SEC Implements New Rules for Clear Climate Change Disclosures to Investors

SEC Implements New Rules for Clear Climate Change Disclosures to Investors

The Securities and Exchange Commission (SEC) has made new rules to help investors get clear and consistent information about how climate change might affect companies they’re investing in. These rules make it necessary for public companies to tell investors about any big risks from climate change that could affect their business. They also have to explain what they’re doing to deal with these risks.

The SEC Chairman, Gary Gensler, says these rules are about making sure investors get honest and complete information when they invest in companies. These new rules are based on the idea that investors should know about any risks a company faces because of climate change.

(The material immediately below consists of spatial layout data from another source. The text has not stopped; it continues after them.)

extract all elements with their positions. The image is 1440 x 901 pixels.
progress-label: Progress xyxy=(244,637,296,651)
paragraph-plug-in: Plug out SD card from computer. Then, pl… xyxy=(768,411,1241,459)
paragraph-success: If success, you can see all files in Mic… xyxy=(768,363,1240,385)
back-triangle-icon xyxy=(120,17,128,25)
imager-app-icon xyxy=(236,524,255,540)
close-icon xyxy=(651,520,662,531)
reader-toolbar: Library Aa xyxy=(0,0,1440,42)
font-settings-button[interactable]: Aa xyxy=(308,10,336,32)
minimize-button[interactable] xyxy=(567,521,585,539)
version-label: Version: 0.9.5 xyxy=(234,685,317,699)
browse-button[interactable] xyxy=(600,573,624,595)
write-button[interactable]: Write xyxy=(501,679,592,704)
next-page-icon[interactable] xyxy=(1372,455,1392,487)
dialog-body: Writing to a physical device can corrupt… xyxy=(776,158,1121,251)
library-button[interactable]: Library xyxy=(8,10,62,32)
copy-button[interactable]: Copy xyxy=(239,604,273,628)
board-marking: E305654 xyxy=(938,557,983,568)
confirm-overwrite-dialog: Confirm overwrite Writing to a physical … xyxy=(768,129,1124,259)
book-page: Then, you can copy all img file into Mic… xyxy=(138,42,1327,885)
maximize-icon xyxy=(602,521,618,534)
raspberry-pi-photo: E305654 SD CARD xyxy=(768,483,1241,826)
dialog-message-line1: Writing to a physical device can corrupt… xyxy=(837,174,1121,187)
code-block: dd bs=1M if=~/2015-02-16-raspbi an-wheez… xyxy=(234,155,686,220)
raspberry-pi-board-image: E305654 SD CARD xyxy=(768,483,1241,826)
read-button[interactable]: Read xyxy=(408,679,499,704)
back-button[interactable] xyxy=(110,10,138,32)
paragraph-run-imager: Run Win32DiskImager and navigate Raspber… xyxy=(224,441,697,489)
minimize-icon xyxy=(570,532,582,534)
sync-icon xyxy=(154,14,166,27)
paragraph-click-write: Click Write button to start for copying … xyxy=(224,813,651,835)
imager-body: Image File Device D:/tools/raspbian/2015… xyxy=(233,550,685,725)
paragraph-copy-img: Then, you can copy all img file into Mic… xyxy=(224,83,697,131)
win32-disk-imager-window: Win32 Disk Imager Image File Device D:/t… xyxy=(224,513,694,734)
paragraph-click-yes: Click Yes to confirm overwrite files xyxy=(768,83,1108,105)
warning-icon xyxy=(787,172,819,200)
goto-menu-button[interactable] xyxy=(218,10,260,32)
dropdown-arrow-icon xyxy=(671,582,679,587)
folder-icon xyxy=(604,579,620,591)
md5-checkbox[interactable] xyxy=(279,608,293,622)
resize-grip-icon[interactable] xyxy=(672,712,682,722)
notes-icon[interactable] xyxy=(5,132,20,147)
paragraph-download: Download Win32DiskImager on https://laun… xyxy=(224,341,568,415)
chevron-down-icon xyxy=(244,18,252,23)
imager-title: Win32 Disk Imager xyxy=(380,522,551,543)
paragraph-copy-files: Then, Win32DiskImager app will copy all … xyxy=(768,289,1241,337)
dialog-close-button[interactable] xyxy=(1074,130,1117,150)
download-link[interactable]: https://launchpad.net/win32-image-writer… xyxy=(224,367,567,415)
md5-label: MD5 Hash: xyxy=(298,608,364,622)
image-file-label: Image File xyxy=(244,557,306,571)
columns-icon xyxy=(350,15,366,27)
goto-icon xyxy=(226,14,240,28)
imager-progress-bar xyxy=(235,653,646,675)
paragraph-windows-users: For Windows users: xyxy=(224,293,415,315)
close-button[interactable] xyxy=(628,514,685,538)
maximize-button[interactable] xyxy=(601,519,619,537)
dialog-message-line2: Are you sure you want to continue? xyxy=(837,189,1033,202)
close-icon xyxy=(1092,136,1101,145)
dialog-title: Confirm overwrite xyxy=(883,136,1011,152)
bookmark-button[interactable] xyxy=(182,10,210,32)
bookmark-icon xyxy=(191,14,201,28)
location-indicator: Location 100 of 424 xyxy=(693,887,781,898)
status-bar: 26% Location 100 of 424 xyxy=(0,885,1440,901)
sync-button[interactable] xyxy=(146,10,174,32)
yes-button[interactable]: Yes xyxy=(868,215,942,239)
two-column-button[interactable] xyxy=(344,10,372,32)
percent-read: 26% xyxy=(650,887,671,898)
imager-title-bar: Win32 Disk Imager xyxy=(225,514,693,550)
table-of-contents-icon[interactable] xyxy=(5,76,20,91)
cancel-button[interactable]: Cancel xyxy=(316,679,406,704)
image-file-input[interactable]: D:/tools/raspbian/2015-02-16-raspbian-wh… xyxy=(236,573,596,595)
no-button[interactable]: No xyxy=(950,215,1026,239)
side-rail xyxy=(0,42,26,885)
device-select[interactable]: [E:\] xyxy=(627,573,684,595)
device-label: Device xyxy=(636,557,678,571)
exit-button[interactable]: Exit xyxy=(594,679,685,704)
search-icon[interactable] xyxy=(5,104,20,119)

Here’s what the new rules require companies to disclose investors:

  • Any big risks from climate change that might affect how the company works, makes money, or its financial health.
  • How these risks could affect the company’s plans, how it works, and its future.
  • If the company is doing anything to deal with these risks, they have to explain what they’re doing and how much money they’re spending on it.
  • Details about the company’s efforts to reduce its carbon footprint or adapt to climate change, like using clean energy or making plans for different climate scenarios.
  • Information about how the company’s board of directors and management team are dealing with these climate-related risks.
  • Any plans or goals the company has related to climate change and how these plans might affect its business and finances.
  • For bigger companies, they also have to disclose information about how much greenhouse gases they produce directly or indirectly through their activities.
  • Companies have to provide a report confirming the accuracy of their greenhouse gas emissions information, to assure investors.
  • Details about any costs or losses the company faces because of extreme weather events or other natural disasters caused by climate change.
  • If the company is using things like carbon offsets or renewable energy credits to meet their climate goals, they have to tell investors about it.
  • If climate change or related goals affect the company’s financial statements, they have to explain how.

Before making these rules final, the SEC looked at feedback from lots of people and groups, and now these rules are ready to go. They’ll be effective in 60 days after being published, and companies will have some time to get in line with these new requirements.